Tuesday, December 06, 2005

Five answers from a Muslim

A while back, Dennis Prager asked five questions for muslims. In the linked article, Maher Hathout, senior advisor to the Muslim Public Affairs Council and a spokesman for the Islamic Center of Southern California, offers his answers.

Some of his answers are extremely interesting.

...continued in full post...

"Why are you so quiet?"
Like an urban myth, the idea that Muslims have been mute since 9/11 plagues us. Prager knows that mainstream Muslims have issued condemnations of terrorism ad nauseam, and American Muslim scholars even issued a fatwa against terrorism this summer. ... The problem isn't how loud we are but how deaf some people can be.

Prager, commenting on this piece, noted he should have made this question less amgiguous. For example, "Why are there no demonstrations among the billion Muslims of the world against terrorism?"

This would have been nice, but I think the original quesition is adequate. "Why are you so quiet?" When children in an Israeli pizza parlor are blown up, someone issues a lukewarm denunciation. When the news reports that some non-Muslim may have actually had physical contact with a Koran (so-called "desecration"), riots ensue. Why does a Dhimmi fingerprint on a Koran provoke a riot, and Muslim suicide bombings of children only rate a stern memo?

"Why are none of the Palestinian Christians terrorists?"
Beyond the seemingly deliberate tone of cynicism here, Prager seems to forget that the current spate of suicide attacks was initiated by the Munich Olympics tragedy, which was concocted by a non-Islamic group led by a Christian named George Habash. There is nothing about being Muslim that leads to terrorism. The premise is wrong; so is the conclusion.

One Christian suicide attack, compared with how many Muslim suicide attacks? Declaring the premise wrong does not make it so. Now answer the question.

Why is only one of the 47 Muslim majority countries a free country?
But let's not forget that the colonial powers that dominated these countries found it easier to deal with the dictators they installed than with masses intent on creating their own destiny. Our country is not completely innocent on this score.

Fails to address the question. Many non-Muslim countries are free, or are in the process of becoming free. In many cases, former colonies are freer and richer than their neighbors, because they inherited the English language (useful for international trade) and notions of democracy from their colonizers. But this point forms an interesting contrast to the next answer:

Why are so many atrocities committed and threatened by Muslims in the name of Islam?
Yes, criminals are exploiting the grievances of depressed, oppressed and desperate masses in order to try to justify the unjustifiable.
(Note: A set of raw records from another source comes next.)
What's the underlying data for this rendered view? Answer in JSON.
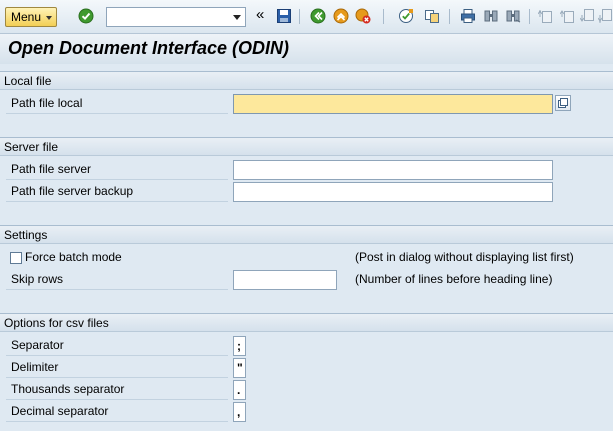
{
  "toolbar": {
    "menu_label": "Menu",
    "command_field_value": "",
    "back_symbol": "«"
  },
  "page": {
    "title": "Open Document Interface (ODIN)"
  },
  "sections": {
    "local_file": {
      "header": "Local file",
      "path_label": "Path file local",
      "path_value": ""
    },
    "server_file": {
      "header": "Server file",
      "path_label": "Path file server",
      "path_value": "",
      "backup_label": "Path file server backup",
      "backup_value": ""
    },
    "settings": {
      "header": "Settings",
      "force_batch_label": "Force batch mode",
      "force_batch_checked": false,
      "force_batch_hint": "(Post in dialog without displaying list first)",
      "skip_rows_label": "Skip rows",
      "skip_rows_value": "",
      "skip_rows_hint": "(Number of lines before heading line)"
    },
    "csv": {
      "header": "Options for csv files",
      "separator_label": "Separator",
      "separator_value": ";",
      "delimiter_label": "Delimiter",
      "delimiter_value": "\"",
      "thousands_label": "Thousands separator",
      "thousands_value": ".",
      "decimal_label": "Decimal separator",
      "decimal_value": ","
    }
  },
  "colors": {
    "background": "#dfe9f2",
    "required_field": "#fde89c",
    "menu_button": "#f3cf55"
  },
  "icons": [
    "checkmark-icon",
    "save-icon",
    "back-icon",
    "exit-icon",
    "cancel-icon",
    "help-icon",
    "layout-icon",
    "print-icon",
    "find-icon",
    "find-next-icon",
    "first-page-icon",
    "previous-page-icon",
    "next-page-icon",
    "last-page-icon",
    "value-help-icon"
  ]
}
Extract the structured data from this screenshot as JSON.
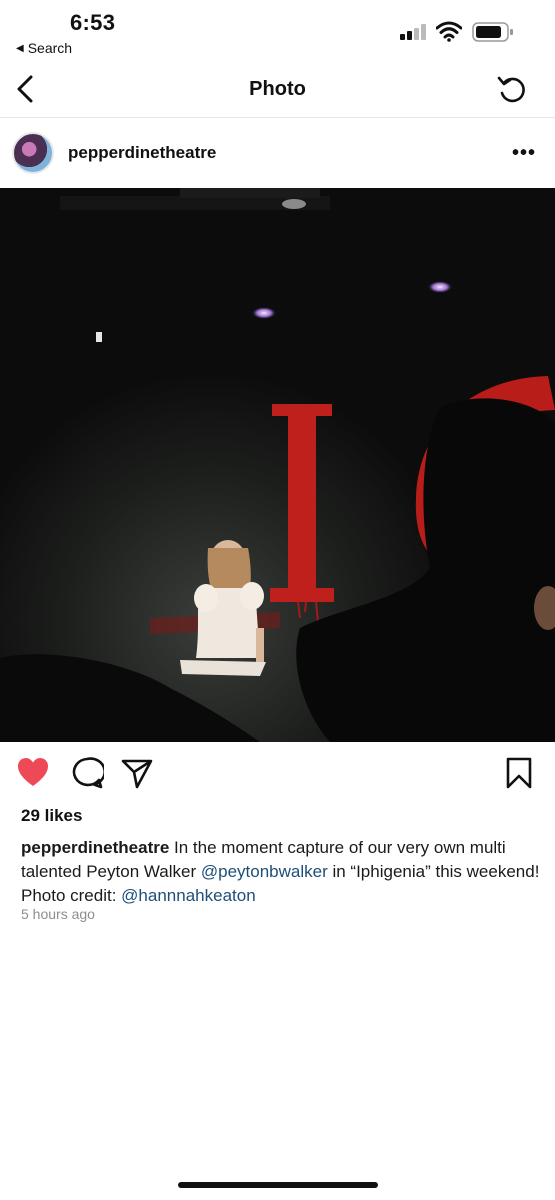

But finger-pointing won't get us anywhere.

Does this include pointing fingers at former colonial powers? Or countries that have invaded other countries to depose dictators and stop the filling of mass graves?

His final point, though, starts to hit the target, and suggests some other questions:

What we need now is to enable robust, mainstream Muslim organizations to expose this minority, isolate it and rid us of this scourge. Casting doubt about Muslims only adds to the haze and confusion that allow extremists international prominence. Innuendo only makes it less likely that any religion will be respected or its followers accepted.

Question: What would enable these robust, mainstream Muslim organizations to "expose this minority, isolate it and rid us of this scourge"?

Finally:

Why do countries governed by religious Muslims persecute other religions?
What makes you so sure they're "religious Muslims"?

Um... how about the fact that no "robust, mainstream Muslim organizations" have taken any visible steps to "expose this minority, isolate it and rid us of this scourge"? When a contestant in a beauty pageant says Muhammed might have married one of the contestants, there are riots. When this woman is threatened with death for daring to use Muhammed's name in that context, someone writes another stern memo.

I'm not absolutely sure myself, but based on the available evidence, I know what conclusion I'm inclined to draw.